When you're preparing for the arrival of your first baby, many people will advise you to purchase a laundry detergent specifically designated for infant use. Mainstream wisdom says that everything your newborn is going to touch — onesies, burp cloths, crib sheets, oh my — absolutely must be washed in a detergent that is specifically created with the sensitive skin of infants in mind. But is baby detergent really necessary, or is it just one more thing society has invented to overcomplicate parenthood?
Midwife and Maternity Consultant Kathy Fray says the answer is not so straightforward. "It all depends on the laundry detergent you are currently using," Fray tells Romper. "It's pretty reasonable to assume that the laundry powder needed to successfully clean an adult's dirty sports gear or sweaty work socks is a very different product from what is ideal for washing a newborn's barely dirty knitted hat or woolen onesie."
So if the detergent you personally use is chemically strong enough to remove things like blood or grass stains, which is likely, you probably do want to consider purchasing a separate product to use for your baby's needs. However, Fray says, if you already use an organic or all-natural laundry powder, then you probably don’t need to change.
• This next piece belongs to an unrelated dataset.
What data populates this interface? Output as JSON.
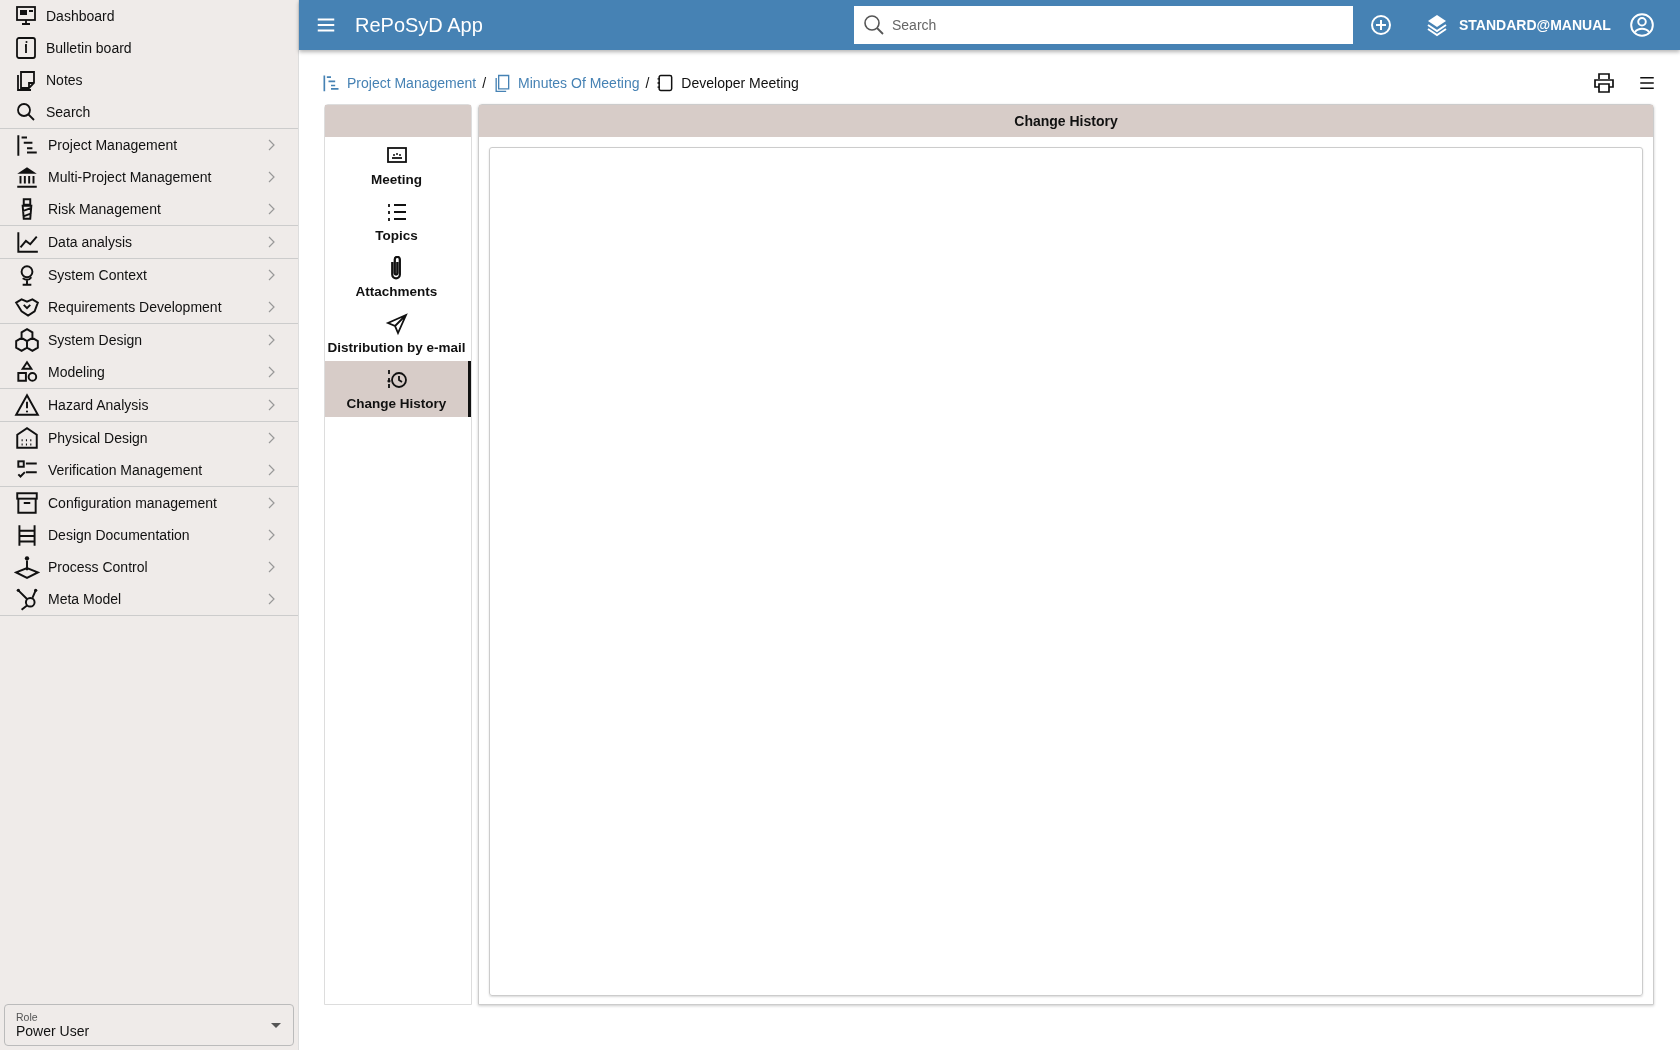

Why is the skin of a newborn so much more sensitive than ours? Well, aside from the fact that you haven't yet had time to assess whether any allergies are present, newborn skin is incredibly fragile and also hasn't had the chance to adjust to the atmosphere outside your body.
"Babies have grown in a womb’s sterile, neutral environment for nine months before being born," explains Fray, "And their skin is the thinnest and most delicate it will ever be in their entire lives, except perhaps when they are very old. So yes, it is completely possible that some of the caustic ingredients in regular cheap clothing detergent could irritate their skin."
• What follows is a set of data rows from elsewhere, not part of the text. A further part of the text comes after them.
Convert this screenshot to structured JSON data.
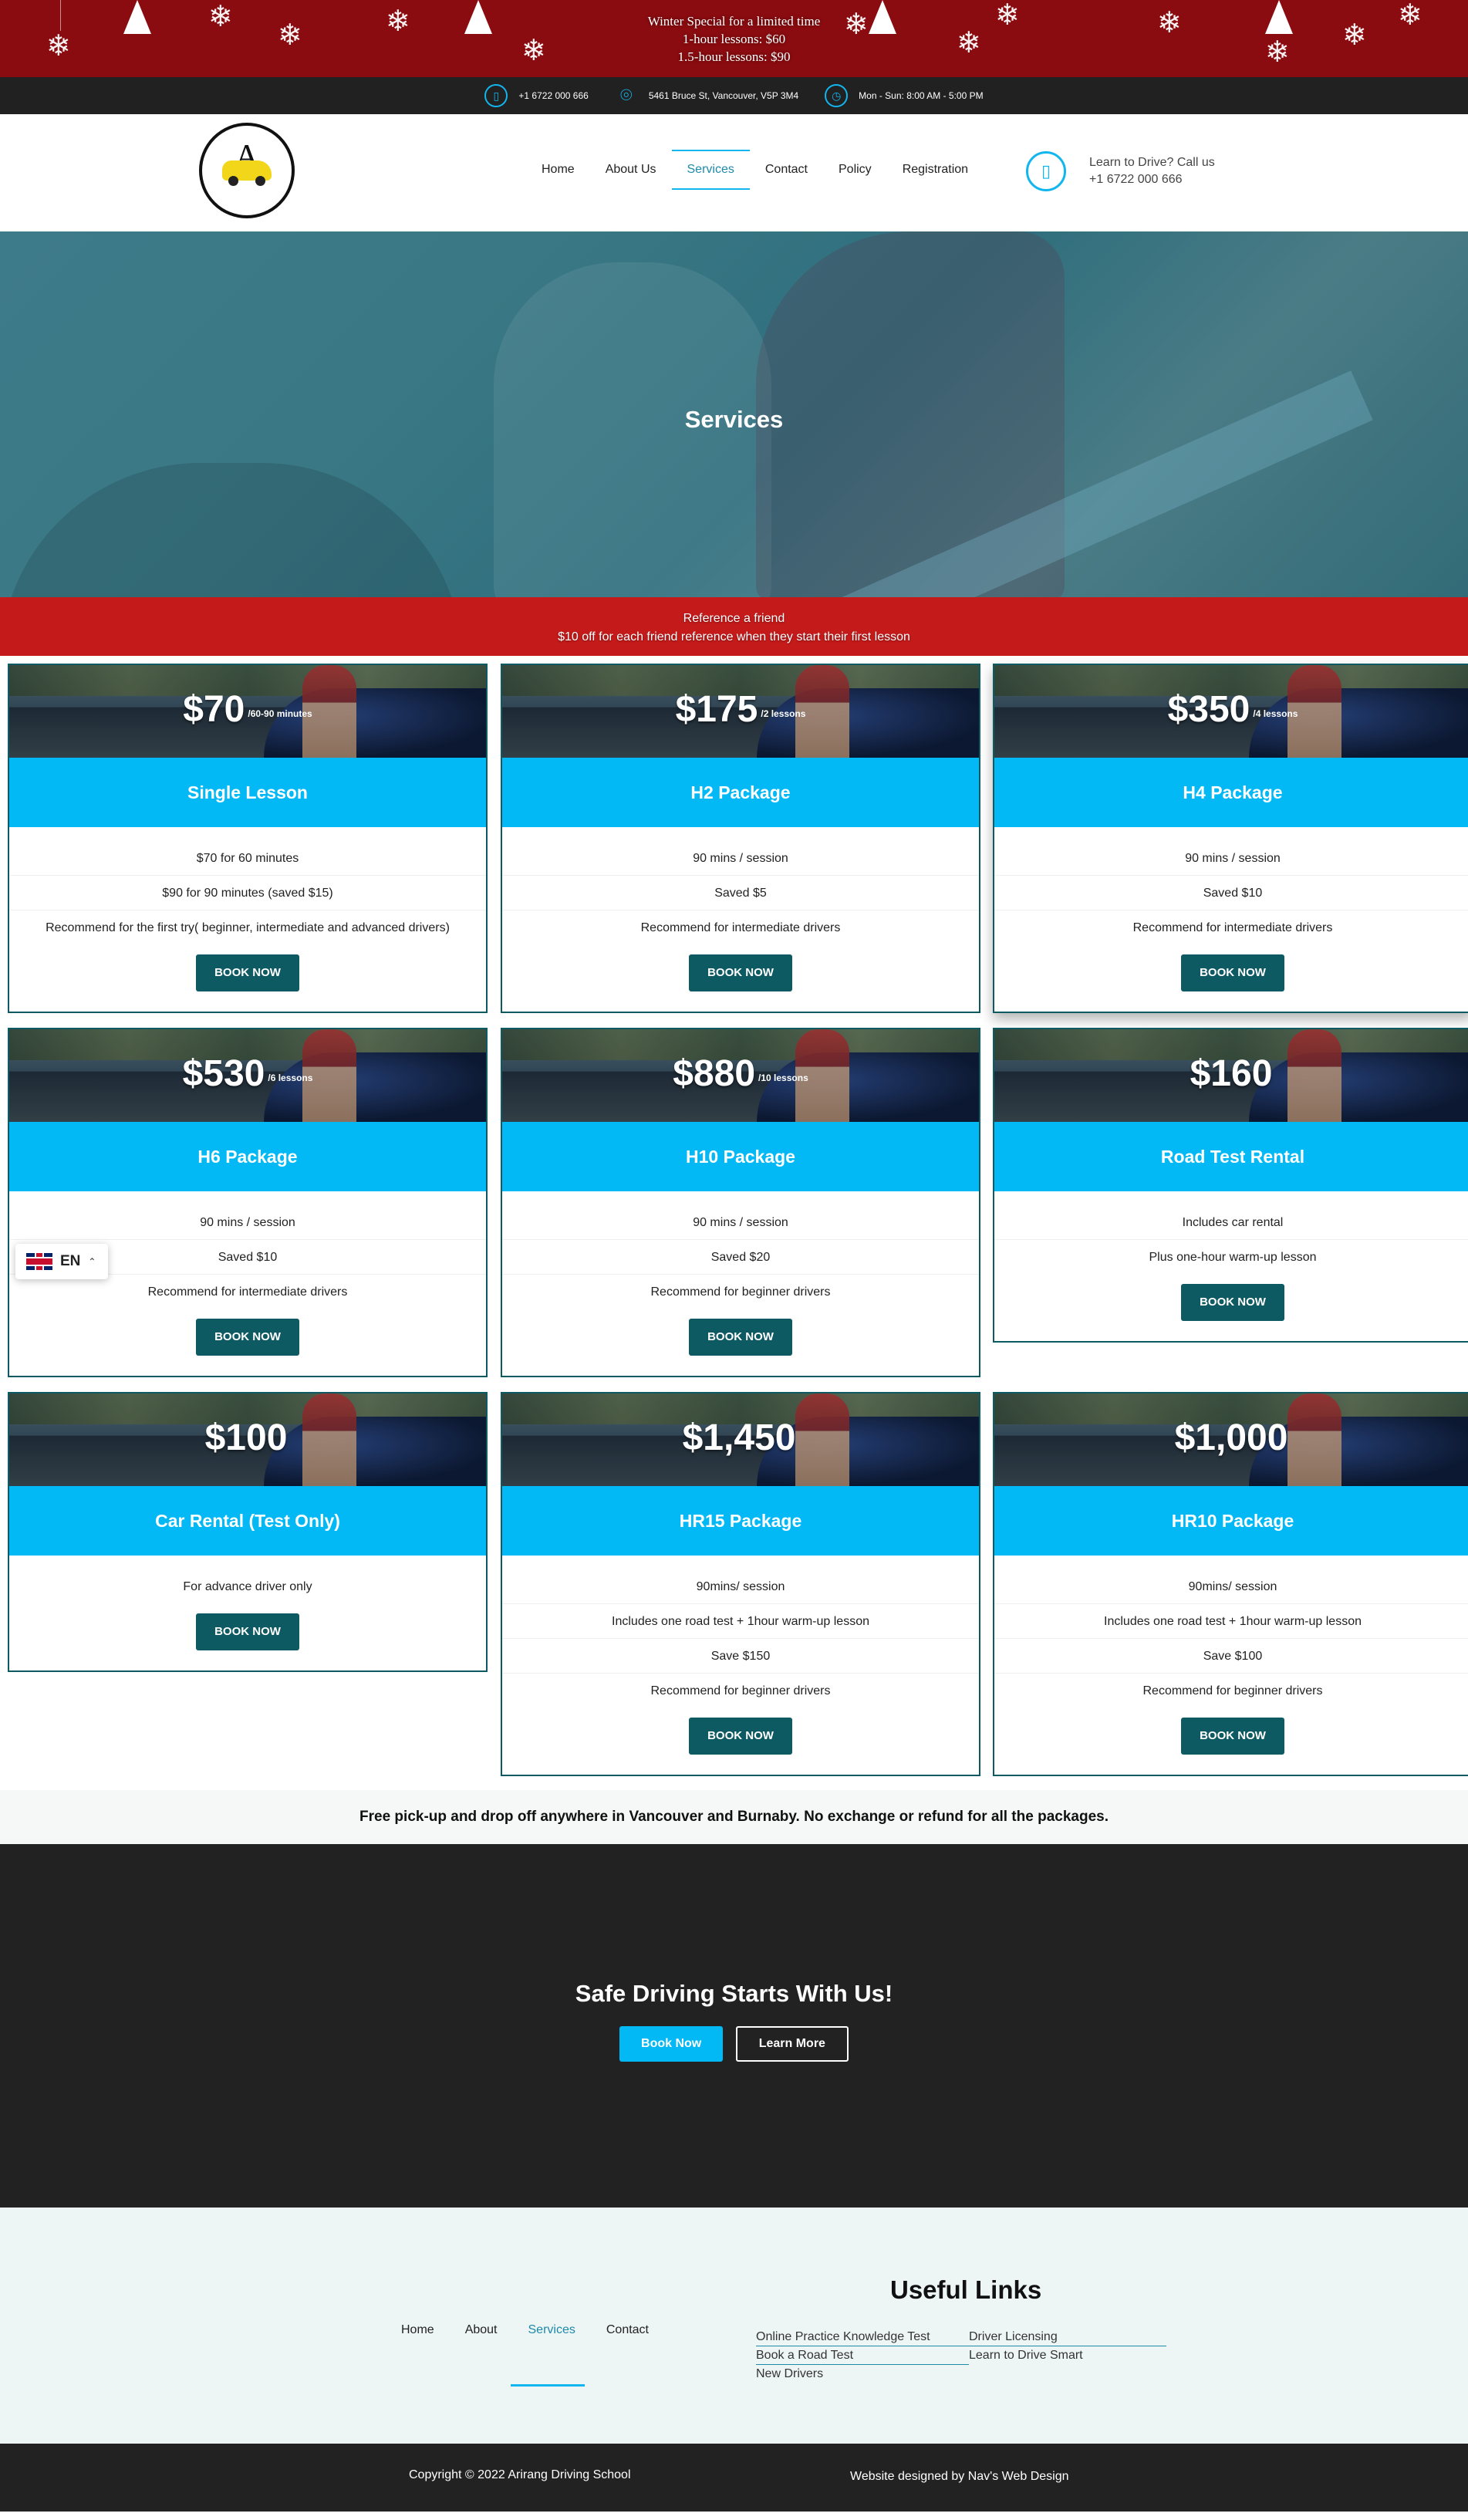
{
  "winter": {
    "line1": "Winter Special for a limited time",
    "line2": "1-hour lessons: $60",
    "line3": "1.5-hour lessons: $90"
  },
  "topbar": {
    "phone": "+1 6722 000 666",
    "address": "5461 Bruce St, Vancouver, V5P 3M4",
    "hours": "Mon - Sun: 8:00 AM - 5:00 PM"
  },
  "nav": {
    "items": [
      {
        "label": "Home"
      },
      {
        "label": "About Us"
      },
      {
        "label": "Services"
      },
      {
        "label": "Contact"
      },
      {
        "label": "Policy"
      },
      {
        "label": "Registration"
      }
    ],
    "active": "Services"
  },
  "callbox": {
    "line1": "Learn to Drive? Call us",
    "line2": "+1 6722 000 666"
  },
  "hero": {
    "title": "Services"
  },
  "referral": {
    "line1": "Reference a friend",
    "line2": "$10 off for each friend reference when they start their first lesson"
  },
  "cards": [
    {
      "price": "$70",
      "per": "/60-90 minutes",
      "title": "Single Lesson",
      "features": [
        "$70 for 60 minutes",
        "$90 for 90 minutes (saved $15)",
        "Recommend for the first try( beginner, intermediate and advanced drivers)"
      ],
      "button": "BOOK NOW"
    },
    {
      "price": "$175",
      "per": "/2 lessons",
      "title": "H2 Package",
      "features": [
        "90 mins / session",
        "Saved $5",
        "Recommend for intermediate drivers"
      ],
      "button": "BOOK NOW"
    },
    {
      "price": "$350",
      "per": "/4 lessons",
      "title": "H4 Package",
      "features": [
        "90 mins / session",
        "Saved $10",
        "Recommend for intermediate drivers"
      ],
      "button": "BOOK NOW"
    },
    {
      "price": "$530",
      "per": "/6 lessons",
      "title": "H6 Package",
      "features": [
        "90 mins / session",
        "Saved $10",
        "Recommend for intermediate drivers"
      ],
      "button": "BOOK NOW"
    },
    {
      "price": "$880",
      "per": "/10 lessons",
      "title": "H10 Package",
      "features": [
        "90 mins / session",
        "Saved $20",
        "Recommend for beginner drivers"
      ],
      "button": "BOOK NOW"
    },
    {
      "price": "$160",
      "per": "",
      "title": "Road Test Rental",
      "features": [
        "Includes car rental",
        "Plus one-hour warm-up lesson"
      ],
      "button": "BOOK NOW"
    },
    {
      "price": "$100",
      "per": "",
      "title": "Car Rental (Test Only)",
      "features": [
        "For advance driver only"
      ],
      "button": "BOOK NOW"
    },
    {
      "price": "$1,450",
      "per": "",
      "title": "HR15 Package",
      "features": [
        "90mins/ session",
        "Includes one road test + 1hour warm-up lesson",
        "Save $150",
        "Recommend for beginner drivers"
      ],
      "button": "BOOK NOW"
    },
    {
      "price": "$1,000",
      "per": "",
      "title": "HR10 Package",
      "features": [
        "90mins/ session",
        "Includes one road test + 1hour warm-up lesson",
        "Save $100",
        "Recommend for beginner drivers"
      ],
      "button": "BOOK NOW"
    }
  ],
  "language": {
    "code": "EN"
  },
  "notice": "Free pick-up and drop off anywhere in Vancouver and Burnaby. No exchange or refund for all the packages.",
  "cta": {
    "title": "Safe Driving Starts With Us!",
    "primary": "Book Now",
    "secondary": "Learn More"
  },
  "footer": {
    "nav": [
      {
        "label": "Home"
      },
      {
        "label": "About"
      },
      {
        "label": "Services"
      },
      {
        "label": "Contact"
      }
    ],
    "useful_title": "Useful Links",
    "links": [
      {
        "label": "Online Practice Knowledge Test"
      },
      {
        "label": "Driver Licensing"
      },
      {
        "label": "Book a Road Test"
      },
      {
        "label": "Learn to Drive Smart"
      },
      {
        "label": "New Drivers"
      }
    ],
    "copyright": "Copyright © 2022 Arirang Driving School",
    "designed": "Website designed  by Nav's Web Design"
  },
  "colors": {
    "accent": "#03b9f5",
    "dark_teal": "#0e5a63",
    "winter_red": "#8b0c10",
    "referral_red": "#c41a1a",
    "dark": "#222222"
  },
  "icons": [
    "phone-icon",
    "location-pin-icon",
    "clock-icon",
    "mobile-phone-icon",
    "snowflake-icon",
    "uk-flag-icon",
    "chevron-up-icon"
  ]
}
In families like mine, where the oldest child is halfway through elementary school and the youngest is just a baby, laundry needs vary wildly. Even though my husband and I aren't getting mud and grass stains on our jeans, our two oldest boys sure are. We need heavy duty detergent around here.
But at the same time, I'm aware that the baby comes into close contact with much more than strictly his own items. Whether he's sleepily rubbing his face against my shirt or mischievously putting his brothers' socks in his mouth (yes, it's happened), I can't exactly keep the little guy quarantined. I've had to experiment with the balance of effective and safe laundry detergents for everyone.
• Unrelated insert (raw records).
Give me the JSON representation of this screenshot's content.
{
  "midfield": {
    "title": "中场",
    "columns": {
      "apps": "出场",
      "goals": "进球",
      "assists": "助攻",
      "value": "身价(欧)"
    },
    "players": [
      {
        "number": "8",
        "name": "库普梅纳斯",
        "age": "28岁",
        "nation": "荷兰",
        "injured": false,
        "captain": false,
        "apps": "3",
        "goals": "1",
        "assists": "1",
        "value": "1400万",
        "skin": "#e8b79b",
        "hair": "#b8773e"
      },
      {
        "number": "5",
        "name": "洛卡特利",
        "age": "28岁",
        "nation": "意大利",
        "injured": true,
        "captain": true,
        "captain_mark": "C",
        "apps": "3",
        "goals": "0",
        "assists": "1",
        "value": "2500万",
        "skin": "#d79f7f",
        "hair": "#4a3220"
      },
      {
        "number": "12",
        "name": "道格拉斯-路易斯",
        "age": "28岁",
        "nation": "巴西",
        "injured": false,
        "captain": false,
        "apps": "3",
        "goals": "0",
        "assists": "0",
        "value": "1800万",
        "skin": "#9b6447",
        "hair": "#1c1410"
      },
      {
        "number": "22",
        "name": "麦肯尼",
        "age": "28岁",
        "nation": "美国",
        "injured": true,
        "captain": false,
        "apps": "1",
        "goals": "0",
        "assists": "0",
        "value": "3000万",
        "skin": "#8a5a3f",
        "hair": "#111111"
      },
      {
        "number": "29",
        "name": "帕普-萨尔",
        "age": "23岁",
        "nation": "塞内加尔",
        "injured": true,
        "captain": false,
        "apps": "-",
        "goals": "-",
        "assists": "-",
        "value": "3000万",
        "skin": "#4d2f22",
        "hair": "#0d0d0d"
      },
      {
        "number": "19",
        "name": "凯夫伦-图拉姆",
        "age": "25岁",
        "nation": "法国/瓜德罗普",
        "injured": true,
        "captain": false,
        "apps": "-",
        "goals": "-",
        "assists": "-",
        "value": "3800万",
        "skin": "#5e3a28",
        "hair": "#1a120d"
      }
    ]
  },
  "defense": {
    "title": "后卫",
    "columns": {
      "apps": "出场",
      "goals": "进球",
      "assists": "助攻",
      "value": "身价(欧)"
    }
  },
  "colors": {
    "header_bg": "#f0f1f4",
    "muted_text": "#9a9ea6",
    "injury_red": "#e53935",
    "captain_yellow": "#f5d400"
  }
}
In our house, we've landed on using an organic laundry detergent that we can buy in bulk and use for every load of laundry we run. That way I don't have to worry about the baby being exposed to harmful chemicals, yet I also don't have to use a mild infant detergent on the massacre that is the potty-training-toddler's soiled shorts. Although all-natural brands tend to not be quite as strong as the traditional detergents, applying a stain remover when necessary has worked as a perfect compromise.
That being said, nothing in the world smells as heavenly as newborn detergent; it's like they bottled up your baby's sweetness and made an aroma out of it. Honestly, that in and of itself is reason enough to fork over the cash for a second kind of detergent in the house.
The point is, you have options. Fray says it doesn't really matter whether you wash your baby's clothes in a separate detergent or throw everyone's in together with a multipurpose organic one, but it's probably wise not to expose your baby to harsh chemicals until you absolutely have to. And when that day comes and he tumbles inside covered in grass and mud, I can recommend a good stain remover.